The Landlord At Lion's Head. William Dean Howells
Читать онлайн книгу.From his impressions of the berries, the cream, the toast, and the tea, as well as the steak, he decided that on the gastronomic side there could be no question but the Durgins knew how to keep a hotel; and his further acquaintance with the house and its appointments confirmed him in his belief. All was very simple, but sufficient; and no guest could have truthfully claimed that he was stinted in towels, in water, in lamp-light, in the quantity or quality of bedding, in hooks for clothes, or wardrobe or bureau room. Westover made Mrs. Durgin his sincere compliments on her success as they sat in the old parlor, which she had kept for herself much in its former state, and she accepted them with simple satisfaction.
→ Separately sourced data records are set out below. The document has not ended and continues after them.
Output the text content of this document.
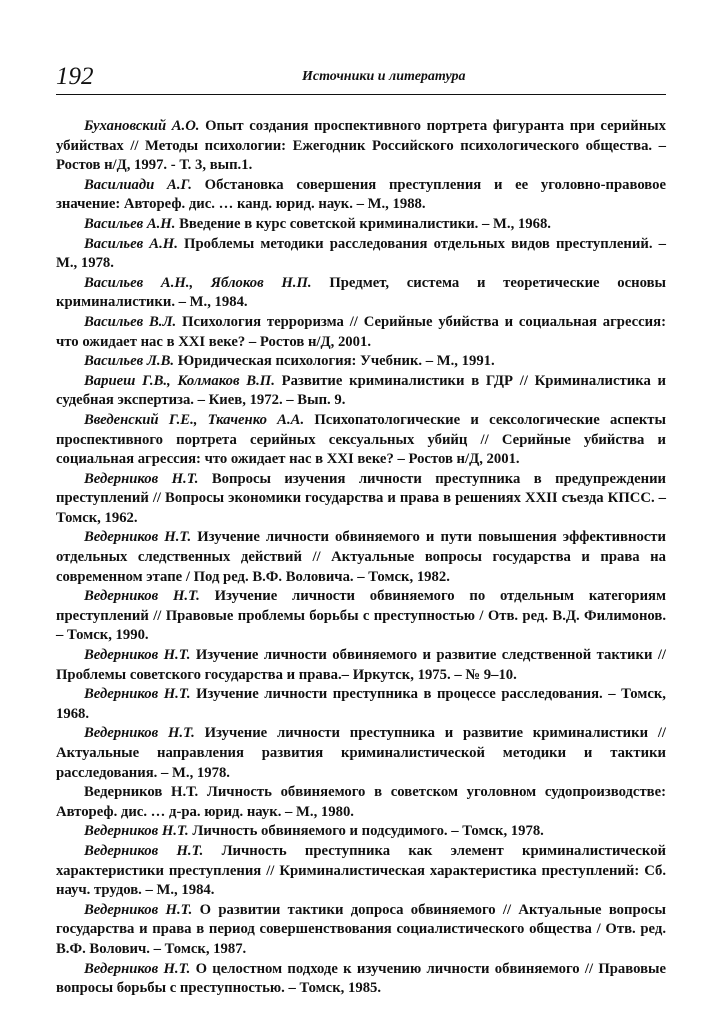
192	Источники и литература

Бухановский А.О. Опыт создания проспективного портрета фигуранта при серийных убийствах // Методы психологии: Ежегодник Российского психологического общества. – Ростов н/Д, 1997. - Т. 3, вып.1.

Василиади А.Г. Обстановка совершения преступления и ее уголовно-правовое значение: Автореф. дис. … канд. юрид. наук. – М., 1988.

Васильев А.Н. Введение в курс советской криминалистики. – М., 1968.

Васильев А.Н. Проблемы методики расследования отдельных видов преступлений. – М., 1978.

Васильев А.Н., Яблоков Н.П. Предмет, система и теоретические основы криминалистики. – М., 1984.

Васильев В.Л. Психология терроризма // Серийные убийства и социальная агрессия: что ожидает нас в XXI веке? – Ростов н/Д, 2001.

Васильев Л.В. Юридическая психология: Учебник. – М., 1991.

Вариеш Г.В., Колмаков В.П. Развитие криминалистики в ГДР // Криминалистика и судебная экспертиза. – Киев, 1972. – Вып. 9.

Введенский Г.Е., Ткаченко А.А. Психопатологические и сексологические аспекты проспективного портрета серийных сексуальных убийц // Серийные убийства и социальная агрессия: что ожидает нас в XXI веке? – Ростов н/Д, 2001.

Ведерников Н.Т. Вопросы изучения личности преступника в предупреждении преступлений // Вопросы экономики государства и права в решениях XXII съезда КПСС. – Томск, 1962.

Ведерников Н.Т. Изучение личности обвиняемого и пути повышения эффективности отдельных следственных действий // Актуальные вопросы государства и права на современном этапе / Под ред. В.Ф. Воловича. – Томск, 1982.

Ведерников Н.Т. Изучение личности обвиняемого по отдельным категориям преступлений // Правовые проблемы борьбы с преступностью / Отв. ред. В.Д. Филимонов. – Томск, 1990.

Ведерников Н.Т. Изучение личности обвиняемого и развитие следственной тактики // Проблемы советского государства и права.– Иркутск, 1975. – № 9–10.

Ведерников Н.Т. Изучение личности преступника в процессе расследования. – Томск, 1968.

Ведерников Н.Т. Изучение личности преступника и развитие криминалистики // Актуальные направления развития криминалистической методики и тактики расследования. – М., 1978.

Ведерников Н.Т. Личность обвиняемого в советском уголовном судопроизводстве: Автореф. дис. … д-ра. юрид. наук. – М., 1980.

Ведерников Н.Т. Личность обвиняемого и подсудимого. – Томск, 1978.

Ведерников Н.Т. Личность преступника как элемент криминалистической характеристики преступления // Криминалистическая характеристика преступлений: Сб. науч. трудов. – М., 1984.

Ведерников Н.Т. О развитии тактики допроса обвиняемого // Актуальные вопросы государства и права в период совершенствования социалистического общества / Отв. ред. В.Ф. Волович. – Томск, 1987.

Ведерников Н.Т. О целостном подходе к изучению личности обвиняемого // Правовые вопросы борьбы с преступностью. – Томск, 1985.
“But I don't know as I should ever had the courage to try it if it hadn't been for you happening along just when you did,” she said.
“Then I'm the founder of your fortunes?”
“If you want to call them fortunes. We don't complain It's been a fight, but I guess we've got the best of it. The house is full, and we're turnin' folks away. I guess they can't say that at the big hotels they used to drive over from to see Lion's Head at the farm.” She gave a low, comfortable chuckle, and told Westover of the struggle they had made. It was an interesting story and pathetic, like all stories of human endeavor the efforts of the most selfish ambition have something of this interest; and the struggle of the Durgins had the grace of the wish to keep their home.
“And is Jeff as well satisfied as the rest?” Westover asked, after other talk and comment on the facts.
“Too much so,” said Mrs. Durgin. “I should like to talk with you about Jeff, Mr. Westover; you and him was always such friends.”
“Yes,” said Westover; “I shall be glad if I can be of use to you.”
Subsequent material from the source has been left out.